しかしこれは式典であるから、警察官たちは礼装しか着用できない。SPに至ってはメガネ型モニターに映る情報以外は、防弾チョッキとただの背広だけだ。

式典が決まってから、現場の警備関係者はテロ鎮圧用ドロイドを沿道に配備したいと上申したが、許されなかった。少なくとも監視ドローンを飛ばさなければ、十分な警備は難しいと強く意見具申した者もいたが、これも警察官と同じ理由で許可されなかった。

そんな理由から、記憶に残る情景はモノクロームの、どこか古めかしい画面に見え、今から30年前に執り行われた天皇陛下のご葬儀、大喪の礼の日を思わせた。

あの日も雨だった事を思い出しながら、私はモニタを主音声を切った中継と、皇室典儀に詳しい老人が譲位の儀について解説する番組に、TVをタブ分割表示に切り替えた。

今日は朝から、臣民たちが乗る車は式典中この道に入ることを許されず、迂回させられていたがそれを恨むものはそう多くなかった。逆にTVやラジオなどで放送されるアナウンサーの声、また地方の人々の言動からその場に居られない事を残念に思う者の方が多かっただろう。

手足に障害を持つ私でも、これさえなければあの沿道に立ちたいものだと思わせる光景だった。30年前は健常だったが、やはり現地は混み合い、行っても記帳にはかなり時間がかかることが予想できた。しかも社会不安に乗じたテロが横行していたので、行きたいと思いながらTVを見ていたのだ。

今日天皇陛下がご退位なさると、明日皇太子殿下が新しい天皇として即位なされる。つまりその間、8時間ほどは天皇陛下不在の時間ができてしまう。

その時を狙って、過激なテロ集団が行動を活発化させる危険性があった。警備関係者がピリピリするのも無理はない。

あの日、服喪についた日本が世界で唯一元号を持っている事を、世界的犯罪と位置づけたテロ集団が30年前に同時多発テロを行ったのだ。

社会擾乱を狙った小規模なもので済んだから、鎮圧は比較的すばやく、問題なく行えたのが、不幸中の幸いと言えるだろう。それでもあの当時、かなりのダメージが日本社会にあったのは確かだ。

 

招待者全員が皇居内に入ったのをTVが報じると、警察官たちが一息ついた表情になっている事が報じられた。それとともに、新紀元に切り替わるまで、あと8時間を切ったという表示が出る。

これで一朝事あれば、皇居内にいる皇宮警察が不測の事態でも対応できる。天皇陛下をお守りするのに、これほど心強い事はないだろう。

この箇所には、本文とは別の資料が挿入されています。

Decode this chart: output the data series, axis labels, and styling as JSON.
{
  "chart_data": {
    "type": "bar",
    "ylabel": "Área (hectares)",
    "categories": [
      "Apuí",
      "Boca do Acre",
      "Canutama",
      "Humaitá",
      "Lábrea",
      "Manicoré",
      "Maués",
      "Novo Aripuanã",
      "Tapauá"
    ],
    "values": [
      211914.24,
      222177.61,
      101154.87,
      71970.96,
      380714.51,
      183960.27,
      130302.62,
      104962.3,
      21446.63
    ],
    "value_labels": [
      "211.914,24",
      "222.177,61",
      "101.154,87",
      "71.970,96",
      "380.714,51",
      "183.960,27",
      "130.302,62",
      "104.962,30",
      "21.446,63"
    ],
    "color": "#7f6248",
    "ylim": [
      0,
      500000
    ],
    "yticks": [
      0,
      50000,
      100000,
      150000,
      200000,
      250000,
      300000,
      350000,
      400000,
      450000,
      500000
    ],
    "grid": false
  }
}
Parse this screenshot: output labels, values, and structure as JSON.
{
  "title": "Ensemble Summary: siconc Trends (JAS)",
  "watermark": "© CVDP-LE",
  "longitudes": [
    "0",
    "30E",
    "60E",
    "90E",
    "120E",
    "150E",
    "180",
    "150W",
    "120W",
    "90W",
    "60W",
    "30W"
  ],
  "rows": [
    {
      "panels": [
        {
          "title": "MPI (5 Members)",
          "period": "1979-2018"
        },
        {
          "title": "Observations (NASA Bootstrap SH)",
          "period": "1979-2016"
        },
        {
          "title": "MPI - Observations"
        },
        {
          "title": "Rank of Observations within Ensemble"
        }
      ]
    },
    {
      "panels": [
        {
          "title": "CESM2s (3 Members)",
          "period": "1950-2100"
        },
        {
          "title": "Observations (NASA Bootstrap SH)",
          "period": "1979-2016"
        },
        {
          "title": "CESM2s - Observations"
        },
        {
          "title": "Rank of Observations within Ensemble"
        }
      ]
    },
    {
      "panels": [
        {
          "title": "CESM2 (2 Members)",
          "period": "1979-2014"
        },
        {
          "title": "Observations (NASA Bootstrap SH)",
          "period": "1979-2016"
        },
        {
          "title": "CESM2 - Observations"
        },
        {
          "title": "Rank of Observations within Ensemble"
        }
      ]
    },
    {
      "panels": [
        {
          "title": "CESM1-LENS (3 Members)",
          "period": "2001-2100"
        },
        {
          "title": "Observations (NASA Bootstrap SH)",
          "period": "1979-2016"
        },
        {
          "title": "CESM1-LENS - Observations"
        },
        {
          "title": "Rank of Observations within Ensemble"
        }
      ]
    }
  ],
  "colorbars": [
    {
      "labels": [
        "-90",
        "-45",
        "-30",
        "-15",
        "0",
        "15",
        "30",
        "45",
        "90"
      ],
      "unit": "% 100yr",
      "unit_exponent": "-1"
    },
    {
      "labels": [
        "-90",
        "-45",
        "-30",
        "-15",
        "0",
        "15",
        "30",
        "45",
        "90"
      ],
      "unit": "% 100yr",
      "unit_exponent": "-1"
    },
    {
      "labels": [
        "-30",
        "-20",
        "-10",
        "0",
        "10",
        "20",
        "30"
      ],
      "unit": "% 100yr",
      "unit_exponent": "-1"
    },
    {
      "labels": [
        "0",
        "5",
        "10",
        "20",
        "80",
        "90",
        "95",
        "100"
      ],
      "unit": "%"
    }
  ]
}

と、分割したモニタの片隅に、大きなトレーラーが2台、走ってくるのが見えた。おかしい、と私は思った。こんなトレーラーは検問を抜けられないはずだ。画面を切り替え、トレーラーを全画面で映す。

そんなバカな。この警備の中に潜り込んでくるなんて、最初から捕まる気なのか。そう思って画面を注視すると、並んで道路封鎖をしている機動隊のバスに、トレーラーは激突した勢いのまま力任せに隙間をこじ開け、皇居前までの沿道に入り込んできたのが見えた。

見るものが皆唖然としている間にも、トレーラーは走り続けた。ようやく阻止のために動き出したパトカーを苦もなく弾き飛ばし、御門の前までたどり着いてしまう。

捕まる気など無い、そこで唐突に考えが至った。死兵だ。自爆攻撃と同じ、これは死を覚悟して突っ込んできたのだ。

見ているとトレーラーの荷台部分が開き、アサルトライフルを持った覆面姿の人間がどっと飛び降りた。すぐに射撃を開始して付近の警察官やSPをなぎ倒す。またもう一台が御門前に突っ込み、同じような容姿の人間たちを降ろした。沿道の臣民たちが算を乱して逃げようとする背中から、銃撃している者もいる。

警察官やSPがピストルで抵抗しているが、アサルトライフル相手には抗し得ない。しかも隠れるところもないのだ。次々に警備している者たちは撃ち倒されていった。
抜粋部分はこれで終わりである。